A whole bunch of really good reasons to have it in the portfolio back then. You know, the world's changed. To the extent that our investability is affected by having that within Teck Resources, then the board's gotta look at how to deal with that. First, let's get through this quarter and get some financial results.
That's very helpful. Thank you for that. A quick second question on slide 28. You're looking at a reduction of CapEx of CAD 2 billion in 2023. Looks like an increase of CAD 200 million-CAD 500 million. Any particular driver on that? Is that sustaining capital of QB 2 that gets rolled in, inflationary pressures? Any perspectives you can share on that? Thank you very much.
Jonathan, over to you.
Yeah. Thanks for the question.

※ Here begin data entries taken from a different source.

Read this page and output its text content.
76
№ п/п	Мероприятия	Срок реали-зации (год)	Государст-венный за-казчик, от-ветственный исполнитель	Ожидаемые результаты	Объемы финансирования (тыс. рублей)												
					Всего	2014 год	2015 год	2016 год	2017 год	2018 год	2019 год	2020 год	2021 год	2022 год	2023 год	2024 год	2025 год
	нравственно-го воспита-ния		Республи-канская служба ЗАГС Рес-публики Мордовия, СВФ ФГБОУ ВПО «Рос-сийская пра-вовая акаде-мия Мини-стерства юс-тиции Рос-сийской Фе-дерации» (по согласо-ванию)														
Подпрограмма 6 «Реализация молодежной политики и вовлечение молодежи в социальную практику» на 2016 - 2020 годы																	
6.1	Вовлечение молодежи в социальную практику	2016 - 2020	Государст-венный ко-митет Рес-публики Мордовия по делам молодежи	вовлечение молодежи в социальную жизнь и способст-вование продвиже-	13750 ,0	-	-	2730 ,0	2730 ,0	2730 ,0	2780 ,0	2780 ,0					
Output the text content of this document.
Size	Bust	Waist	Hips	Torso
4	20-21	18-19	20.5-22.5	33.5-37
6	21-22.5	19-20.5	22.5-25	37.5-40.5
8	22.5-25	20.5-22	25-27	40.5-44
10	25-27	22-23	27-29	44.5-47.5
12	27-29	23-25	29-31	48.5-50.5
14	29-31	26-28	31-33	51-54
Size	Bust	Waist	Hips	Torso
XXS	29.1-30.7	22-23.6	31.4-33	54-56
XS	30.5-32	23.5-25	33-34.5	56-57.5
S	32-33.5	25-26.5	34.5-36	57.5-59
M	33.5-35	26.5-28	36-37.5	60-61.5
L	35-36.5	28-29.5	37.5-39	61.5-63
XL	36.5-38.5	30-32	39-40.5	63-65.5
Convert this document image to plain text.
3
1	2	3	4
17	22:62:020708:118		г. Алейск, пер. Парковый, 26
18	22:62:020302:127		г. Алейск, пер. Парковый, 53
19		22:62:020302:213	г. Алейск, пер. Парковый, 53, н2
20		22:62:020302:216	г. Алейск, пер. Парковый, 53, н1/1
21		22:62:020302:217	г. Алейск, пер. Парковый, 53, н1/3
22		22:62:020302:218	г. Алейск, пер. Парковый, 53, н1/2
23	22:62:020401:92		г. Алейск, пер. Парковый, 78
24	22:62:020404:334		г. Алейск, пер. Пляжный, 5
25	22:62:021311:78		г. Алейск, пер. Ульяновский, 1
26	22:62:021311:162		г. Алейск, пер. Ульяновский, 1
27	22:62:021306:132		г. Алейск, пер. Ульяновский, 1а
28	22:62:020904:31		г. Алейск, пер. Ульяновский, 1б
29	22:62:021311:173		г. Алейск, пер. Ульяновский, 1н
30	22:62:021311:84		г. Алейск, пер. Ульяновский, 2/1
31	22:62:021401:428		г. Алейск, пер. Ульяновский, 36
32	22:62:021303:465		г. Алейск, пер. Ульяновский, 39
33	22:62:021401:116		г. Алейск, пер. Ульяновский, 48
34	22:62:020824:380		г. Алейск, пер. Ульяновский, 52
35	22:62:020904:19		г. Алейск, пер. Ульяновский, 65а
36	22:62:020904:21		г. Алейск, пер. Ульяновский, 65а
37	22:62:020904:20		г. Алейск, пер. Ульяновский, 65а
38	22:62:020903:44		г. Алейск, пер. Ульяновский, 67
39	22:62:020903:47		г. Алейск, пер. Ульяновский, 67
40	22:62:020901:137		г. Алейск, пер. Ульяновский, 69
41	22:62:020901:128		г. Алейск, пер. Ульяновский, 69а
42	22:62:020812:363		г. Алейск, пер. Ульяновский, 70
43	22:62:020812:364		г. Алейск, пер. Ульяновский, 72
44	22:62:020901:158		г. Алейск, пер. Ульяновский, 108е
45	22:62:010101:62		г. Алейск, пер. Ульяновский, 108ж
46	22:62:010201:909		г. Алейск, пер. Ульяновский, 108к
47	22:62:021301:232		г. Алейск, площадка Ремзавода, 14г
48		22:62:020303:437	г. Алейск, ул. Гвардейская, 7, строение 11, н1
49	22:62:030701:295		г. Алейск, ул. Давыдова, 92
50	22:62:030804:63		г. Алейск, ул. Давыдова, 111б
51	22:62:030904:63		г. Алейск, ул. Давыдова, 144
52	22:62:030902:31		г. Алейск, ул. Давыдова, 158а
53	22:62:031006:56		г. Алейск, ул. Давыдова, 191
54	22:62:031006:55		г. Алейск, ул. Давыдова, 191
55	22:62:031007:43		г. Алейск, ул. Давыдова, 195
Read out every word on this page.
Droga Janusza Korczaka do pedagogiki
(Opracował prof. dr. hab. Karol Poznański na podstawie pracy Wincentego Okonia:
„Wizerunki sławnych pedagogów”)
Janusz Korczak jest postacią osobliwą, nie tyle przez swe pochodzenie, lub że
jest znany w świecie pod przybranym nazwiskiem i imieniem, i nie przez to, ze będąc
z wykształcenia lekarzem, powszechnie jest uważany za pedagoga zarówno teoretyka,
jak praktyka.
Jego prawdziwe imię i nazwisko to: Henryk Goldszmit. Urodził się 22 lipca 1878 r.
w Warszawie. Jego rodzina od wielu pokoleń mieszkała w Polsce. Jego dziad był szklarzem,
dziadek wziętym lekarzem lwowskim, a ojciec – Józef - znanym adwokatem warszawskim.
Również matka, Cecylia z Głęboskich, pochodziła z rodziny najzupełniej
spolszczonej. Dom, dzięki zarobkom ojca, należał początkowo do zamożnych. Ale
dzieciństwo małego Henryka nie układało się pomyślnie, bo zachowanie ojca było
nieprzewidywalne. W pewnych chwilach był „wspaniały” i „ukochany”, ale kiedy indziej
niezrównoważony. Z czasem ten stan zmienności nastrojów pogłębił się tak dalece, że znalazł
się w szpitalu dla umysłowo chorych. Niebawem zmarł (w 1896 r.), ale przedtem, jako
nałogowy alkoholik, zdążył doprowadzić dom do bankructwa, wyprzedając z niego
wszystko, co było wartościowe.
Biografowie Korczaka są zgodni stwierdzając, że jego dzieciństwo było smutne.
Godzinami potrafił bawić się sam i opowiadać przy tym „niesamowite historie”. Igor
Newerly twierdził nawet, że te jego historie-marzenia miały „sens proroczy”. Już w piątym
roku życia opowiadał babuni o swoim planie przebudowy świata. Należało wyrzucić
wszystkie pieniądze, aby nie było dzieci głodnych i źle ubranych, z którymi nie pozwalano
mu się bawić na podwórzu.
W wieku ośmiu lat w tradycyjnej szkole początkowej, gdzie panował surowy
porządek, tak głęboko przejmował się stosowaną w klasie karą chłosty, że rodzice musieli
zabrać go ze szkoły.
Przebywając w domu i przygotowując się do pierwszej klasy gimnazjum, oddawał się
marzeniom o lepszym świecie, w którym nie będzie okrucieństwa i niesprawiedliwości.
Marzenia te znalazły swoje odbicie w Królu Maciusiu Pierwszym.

As I mentioned previously, there will be some carryover of QB2 capital into 2023. And as I mentioned, you can sort of figure that out by looking at our guidance in aggregate for total spend there versus what we've spent and our guidance for 2022. So you'll see there's sort of a year in 2020. Things like sustaining capital will start to come down. Capitalized stripping will come down to be more consistent with prior years. And therefore when we wrap up QB2, you know, all else being equal, then we would see a further reduction again into 2024. But there are some of the key drivers in that capital number.
Terrific. Very helpful. Thank you very much and best of luck.
Thank you.
With that, I turn everything back over to Mr. Lindsay.
Okay. Well, thank you very much, everybody for attending today. In closing, I wanna say how excited we are about 2022 and this transformational year and bringing QB2 on and starting down that copper growth trail and rebalancing the portfolio. I just wanna bring people's attention to page 33 in our quarterly release, 'cause there you'll find a chart on the sensitivity to the various commodities and in particular to the exchange rate. I know we've got some tough news happening in Ukraine, and we hope that things can be resolved for the benefit of all the people peacefully and so on. In the meantime, the world is quite concerned on risk off, and the Canadian dollar has moved a full penny today.
The sensitivity shows that for every penny the Canadian dollar declines, that increases our EBITDA by CAD 143 million. Then just a little further down the chart on steelmaking coal, as I noted, steelmaking coal is around $459, up $18. For every dollar it increases, that's another CAD 28 million in EBITDA tax. I think these are important and even just below that, you see WTI and WCS sensitivities as well. While it's a tough day in the markets for sure in terms of the things that drive our financial results, it's actually very, very positive. With that, thank you very much. We'll look forward to speaking to you in April. Bye now.
Thank you. The conference has now ended. Please disconnect your line at this time, and thank you for your participation.